A Guy Ritchie movie is always comforting fare, because you know every time exactly what you’re going to get. It’s exactly what it says on the label, and that’s not an insult. Few directors are as reliable or capable of delivering consistently entertaining – if highly specific – fare as he. It won’t win him any new converts, but for those already onboard THE GENTLEMEN is nothing but a good time at the movies.
Mickey Pearson wants out. A successful supplier of weed on the cusp of it all going legit, he’s had it with a life of looking over his shoulder. The arrival of a skeezy American businessman seems like the perfect opportunity to sell everything,except for the aggressive Chinese crime lord looking to muscle his way into the business. Meanwhile, a gossip rag editor who Pearson snubbed in public is looking for revenge. Told in every fashion but linear, THE GENTLEMEN is never surprising — and it doesn’t need to be.
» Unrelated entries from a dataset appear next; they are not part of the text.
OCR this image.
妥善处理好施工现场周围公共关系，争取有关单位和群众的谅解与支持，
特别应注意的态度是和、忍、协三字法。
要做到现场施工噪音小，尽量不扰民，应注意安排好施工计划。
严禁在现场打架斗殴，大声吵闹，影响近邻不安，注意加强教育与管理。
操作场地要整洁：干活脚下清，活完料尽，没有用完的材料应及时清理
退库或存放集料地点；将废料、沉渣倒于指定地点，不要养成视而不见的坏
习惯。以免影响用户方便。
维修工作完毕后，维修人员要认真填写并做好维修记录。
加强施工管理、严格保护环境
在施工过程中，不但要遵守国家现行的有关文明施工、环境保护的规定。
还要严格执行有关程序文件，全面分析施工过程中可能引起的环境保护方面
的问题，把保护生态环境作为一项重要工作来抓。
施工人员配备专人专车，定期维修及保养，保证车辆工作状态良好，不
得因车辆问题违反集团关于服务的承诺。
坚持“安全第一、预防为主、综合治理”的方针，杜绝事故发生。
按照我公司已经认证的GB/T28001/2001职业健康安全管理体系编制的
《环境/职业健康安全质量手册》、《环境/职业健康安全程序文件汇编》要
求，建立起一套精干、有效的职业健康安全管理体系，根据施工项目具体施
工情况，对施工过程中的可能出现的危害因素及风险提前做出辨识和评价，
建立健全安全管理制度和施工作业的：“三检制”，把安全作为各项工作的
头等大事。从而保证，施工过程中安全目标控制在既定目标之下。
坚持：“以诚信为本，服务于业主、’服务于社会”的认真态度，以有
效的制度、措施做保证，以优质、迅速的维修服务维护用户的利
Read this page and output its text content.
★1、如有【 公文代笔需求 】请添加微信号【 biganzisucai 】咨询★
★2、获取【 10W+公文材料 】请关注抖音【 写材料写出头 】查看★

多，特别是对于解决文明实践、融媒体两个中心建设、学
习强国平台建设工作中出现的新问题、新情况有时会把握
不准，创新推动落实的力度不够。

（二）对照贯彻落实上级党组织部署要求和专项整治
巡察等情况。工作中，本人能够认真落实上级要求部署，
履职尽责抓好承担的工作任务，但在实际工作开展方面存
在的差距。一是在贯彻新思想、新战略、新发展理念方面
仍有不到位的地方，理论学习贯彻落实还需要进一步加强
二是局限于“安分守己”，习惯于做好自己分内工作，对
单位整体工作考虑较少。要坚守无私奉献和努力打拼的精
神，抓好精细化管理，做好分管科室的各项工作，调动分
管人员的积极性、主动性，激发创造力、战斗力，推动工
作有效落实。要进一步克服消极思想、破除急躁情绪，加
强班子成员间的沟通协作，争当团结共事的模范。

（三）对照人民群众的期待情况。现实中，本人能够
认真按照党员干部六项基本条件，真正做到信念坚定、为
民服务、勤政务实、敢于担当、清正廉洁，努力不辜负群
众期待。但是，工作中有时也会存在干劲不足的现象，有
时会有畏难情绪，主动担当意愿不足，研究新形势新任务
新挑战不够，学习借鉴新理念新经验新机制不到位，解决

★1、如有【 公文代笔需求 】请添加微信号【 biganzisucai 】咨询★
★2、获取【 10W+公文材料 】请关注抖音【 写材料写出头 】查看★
Ritchie’s world building is as impeccable as ever. The setting is present-day London, but it’s as real as any world that Wes Anderson creates. Complete with designated turfs for increasingly oddball gangs, it feels like an extra filthy storybook for adults. As always there’s a genuine joy in discovering how everyone fits into the big picture, and the cast never disappoints.
Compared to Ritchie’s previous outings, THE GENTLEMEN is even more mosaic than before. Some players don’t even show up until well into the halfway mark. By the time Coach, a charming Colin Farrell, shows up, it feels like a second course in a fine meal.
In other parts, THE GENTLEMEN utilizes newcomers and series favorites with aplomb. Matthew McConaughey brings a smattering of charm and southern menace to Mickey Pearson; Charlie Hunnam continues to impress in everything he does; and Michelle Dockery steals the shows in an easy best-female-role-in-a-Guy-Ritchie-movie winner. A sleazy Hugh Grant seems to be having the time of his life playing against type as trash-journo Fletcher. There’s also a wonderfully understated and dry turn from MVP Jeremy Strong, slithering about like a snake in a fine suit. Though underdeveloped, Henry Golding (of CRAZY RICH ASIANS fame) is delightful as the scenery chewing Dry Eye.
There are faults, though you’ll be too busy having fun to notice during the film. The script, riddled with flashbacks, asides, and leaps into fantasy is pure Ritchie, warts and all. None of it is boring, but it is the kind of convoluted you either go along with, or absolutely disdain. It would be tempting to call it twee, but smart-ass might be more of this film’s style.
Everything is here, even the kitchen sink, and Ritchie’s storytelling is reminiscent of a hazy recollection of events. Imagine a group of absolute mad lads piecing together what happened the other day and you’re close. At best the dialog is clever in a big and dumb way – at worst it’s just big and dumb. The street slang, both real and imagined, is intoxicating in its extravagance. (“There’s fuckery afoot” is a particular gem.) The best of these are reserved for Michelle Dockery, deadpanning her way to the funniest lines in the film.
There’s posturing a-plenty, and much of the humor comes from the vain attempts at being tougher than other guys. Everyone is getting up there in age, and it’s starting to feel like Ritchie knows this. Even London feels more worldly than before, but instead of the bitter nostalgia-fare seen in ROCKNROLLA, his writing feels more welcome to it than before. I believe that one day, if later than sooner, we’ll get a real operatic crime epic from Ritchie, the kind his career feels like it’s building up to.
Until then, these vignettes of hardened goofballs is more than a fine way to spend the time.